Besonders für Einsteiger ist er leicht herzustellen und gut verträglich.

Was ist Wasserkefir?

Wasserkefir ist ein fermentiertes Getränk auf Basis von Wasser, Zucker und Kefirkristallen. Dabei entstehen Hefen und Bakterien, die für Gärung und leichte Kohlensäure sorgen.

Wie entsteht Wasserkefir?

Durch die Fermentation mit Kefirkristallen vermehren sich Mikroorganismen im Zuckerwasser. Je nach Temperatur und Zutaten entwickelt sich der Wasserkefir innerhalb weniger Tage.

Wasserkefir als Triebmittel

Der aktive Wasserkefir kann ähnlich wie Hefewasser als natürliches Triebmittel verwendet werden. Er eignet sich besonders für milde Teige und süßes Gebäck.

Woran erkenne ich aktiven Wasserkefir?

Aktiver Wasserkefir bildet feine Bläschen, schmeckt leicht prickelnd und riecht frisch bis mild fruchtig.
Beim Öffnen des Gefäßes kann sich ein leichter Druck bemerkbar machen.
Wichtig ist weniger die Stärke der Kohlensäure, sondern dass die Aktivität regelmäßig und zuverlässig auftritt.

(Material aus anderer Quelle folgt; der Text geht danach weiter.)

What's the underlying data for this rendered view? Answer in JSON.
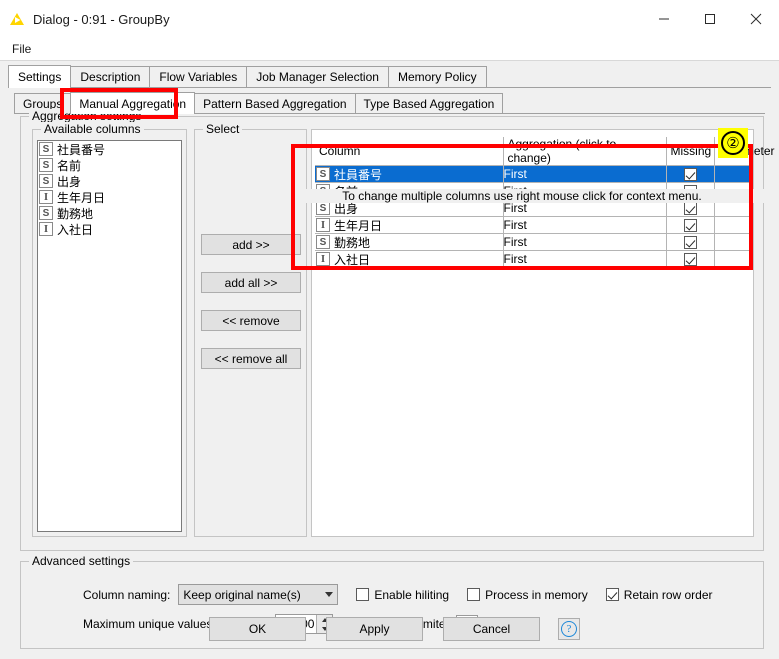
{
  "window": {
    "title": "Dialog - 0:91 - GroupBy",
    "app_icon": "knime-triangle-icon",
    "minimize_label": "—",
    "maximize_label": "□",
    "close_label": "✕"
  },
  "menubar": {
    "items": [
      {
        "label": "File"
      }
    ]
  },
  "outer_tabs": [
    {
      "label": "Settings",
      "active": true
    },
    {
      "label": "Description",
      "active": false
    },
    {
      "label": "Flow Variables",
      "active": false
    },
    {
      "label": "Job Manager Selection",
      "active": false
    },
    {
      "label": "Memory Policy",
      "active": false
    }
  ],
  "inner_tabs": [
    {
      "label": "Groups",
      "active": false
    },
    {
      "label": "Manual Aggregation",
      "active": true
    },
    {
      "label": "Pattern Based Aggregation",
      "active": false
    },
    {
      "label": "Type Based Aggregation",
      "active": false
    }
  ],
  "aggregation_settings": {
    "legend": "Aggregation settings",
    "available_columns": {
      "legend": "Available columns",
      "items": [
        {
          "type": "S",
          "label": "社員番号"
        },
        {
          "type": "S",
          "label": "名前"
        },
        {
          "type": "S",
          "label": "出身"
        },
        {
          "type": "I",
          "label": "生年月日"
        },
        {
          "type": "S",
          "label": "勤務地"
        },
        {
          "type": "I",
          "label": "入社日"
        }
      ]
    },
    "select": {
      "legend": "Select",
      "buttons": [
        {
          "label": "add >>"
        },
        {
          "label": "add all >>"
        },
        {
          "label": "<< remove"
        },
        {
          "label": "<< remove all"
        }
      ]
    },
    "table": {
      "hint": "To change multiple columns use right mouse click for context menu.",
      "headers": [
        "Column",
        "Aggregation (click to change)",
        "Missing",
        "Parameter"
      ],
      "rows": [
        {
          "type": "S",
          "column": "社員番号",
          "aggregation": "First",
          "missing": true,
          "parameter": "",
          "selected": true
        },
        {
          "type": "S",
          "column": "名前",
          "aggregation": "First",
          "missing": true,
          "parameter": "",
          "selected": false
        },
        {
          "type": "S",
          "column": "出身",
          "aggregation": "First",
          "missing": true,
          "parameter": "",
          "selected": false
        },
        {
          "type": "I",
          "column": "生年月日",
          "aggregation": "First",
          "missing": true,
          "parameter": "",
          "selected": false
        },
        {
          "type": "S",
          "column": "勤務地",
          "aggregation": "First",
          "missing": true,
          "parameter": "",
          "selected": false
        },
        {
          "type": "I",
          "column": "入社日",
          "aggregation": "First",
          "missing": true,
          "parameter": "",
          "selected": false
        }
      ]
    }
  },
  "annotations": {
    "badge_number": "②",
    "highlight_color": "#ffff00",
    "box_color": "#ff0000"
  },
  "advanced_settings": {
    "legend": "Advanced settings",
    "column_naming_label": "Column naming:",
    "column_naming_value": "Keep original name(s)",
    "enable_hiliting_label": "Enable hiliting",
    "enable_hiliting_checked": false,
    "process_in_memory_label": "Process in memory",
    "process_in_memory_checked": false,
    "retain_row_order_label": "Retain row order",
    "retain_row_order_checked": true,
    "max_unique_label": "Maximum unique values per group",
    "max_unique_value": "10,000",
    "value_delimiter_label": "Value delimiter",
    "value_delimiter_value": ","
  },
  "footer": {
    "ok_label": "OK",
    "apply_label": "Apply",
    "cancel_label": "Cancel",
    "help_label": "?"
  }
}
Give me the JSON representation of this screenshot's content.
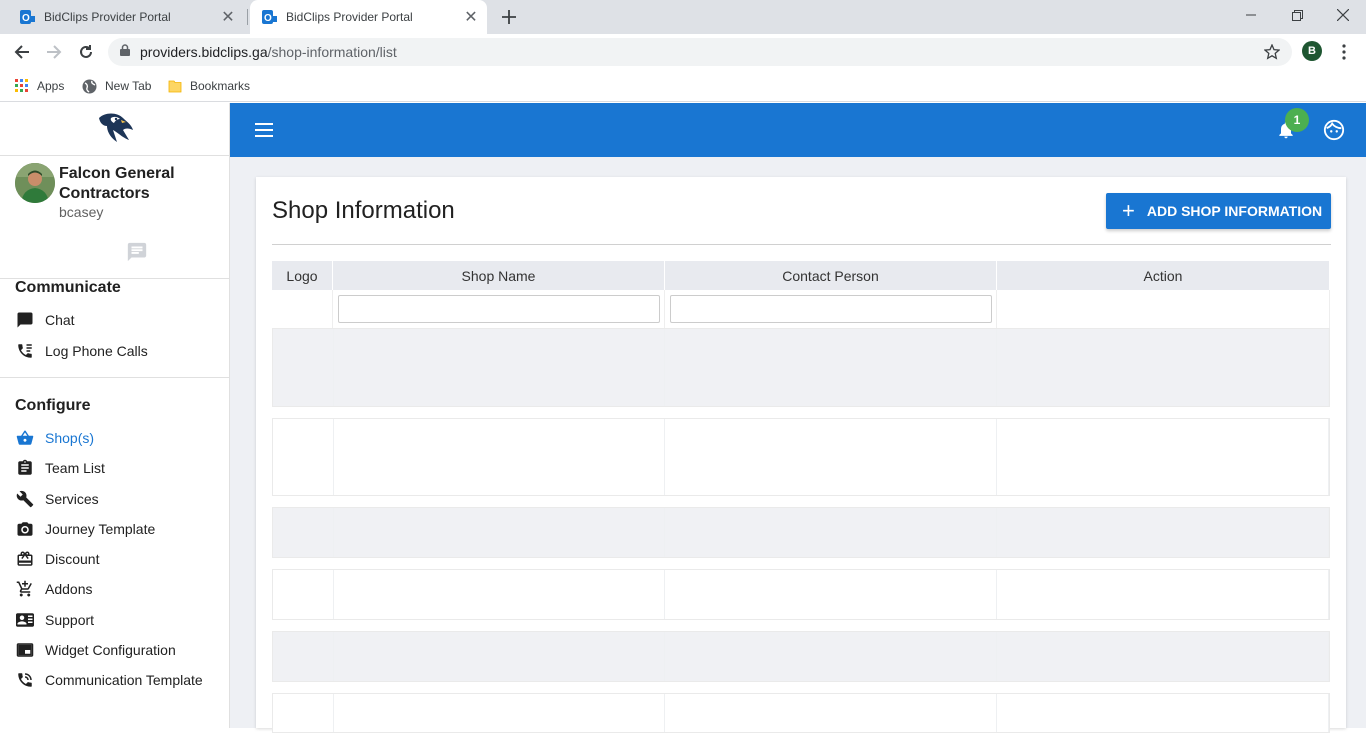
{
  "browser": {
    "tabs": [
      {
        "title": "BidClips Provider Portal",
        "active": false
      },
      {
        "title": "BidClips Provider Portal",
        "active": true
      }
    ],
    "url_host": "providers.bidclips.ga",
    "url_path": "/shop-information/list",
    "profile_initial": "B",
    "bookmarks": [
      {
        "label": "Apps",
        "icon": "apps-grid-icon"
      },
      {
        "label": "New Tab",
        "icon": "globe-icon"
      },
      {
        "label": "Bookmarks",
        "icon": "folder-icon"
      }
    ]
  },
  "sidebar": {
    "company": "Falcon General Contractors",
    "username": "bcasey",
    "sections": [
      {
        "title": "Communicate",
        "items": [
          {
            "label": "Chat",
            "icon": "chat-icon"
          },
          {
            "label": "Log Phone Calls",
            "icon": "phone-log-icon"
          }
        ]
      },
      {
        "title": "Configure",
        "items": [
          {
            "label": "Shop(s)",
            "icon": "basket-icon",
            "active": true
          },
          {
            "label": "Team List",
            "icon": "clipboard-icon"
          },
          {
            "label": "Services",
            "icon": "wrench-icon"
          },
          {
            "label": "Journey Template",
            "icon": "camera-icon"
          },
          {
            "label": "Discount",
            "icon": "gift-icon"
          },
          {
            "label": "Addons",
            "icon": "cart-add-icon"
          },
          {
            "label": "Support",
            "icon": "contact-card-icon"
          },
          {
            "label": "Widget Configuration",
            "icon": "widget-icon"
          },
          {
            "label": "Communication Template",
            "icon": "phone-forward-icon"
          }
        ]
      }
    ]
  },
  "appbar": {
    "notification_count": "1",
    "accent_color": "#1976d2",
    "badge_color": "#4caf50"
  },
  "page": {
    "title": "Shop Information",
    "add_button_label": "ADD SHOP INFORMATION",
    "columns": [
      "Logo",
      "Shop Name",
      "Contact Person",
      "Action"
    ],
    "filters": {
      "shop_name": "",
      "contact_person": ""
    }
  }
}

Was tun, wenn der Wasserkefir schwach ist?

Ist der Wasserkefir träge, liegt das häufig an zu niedriger Temperatur, zu wenig Zucker oder einer einseitigen Nährstoffversorgung.
Oft hilft es, den Wasserkefir wärmer zu stellen, den Zucker zu wechseln oder ihm eine kurze Pause mit frischem Zuckerwasser zu gönnen.
Geduld ist entscheidend – Wasserkefir stabilisiert sich meist innerhalb weniger Ansätze wieder.

Unterschied zu Hefewasser und Sauerteig

Im Vergleich zu Hefewasser ist Wasserkefir meist etwas spritziger. Sauerteig enthält zusätzlich Milchsäurebakterien und wird überwiegend für herzhafte Brote genutzt.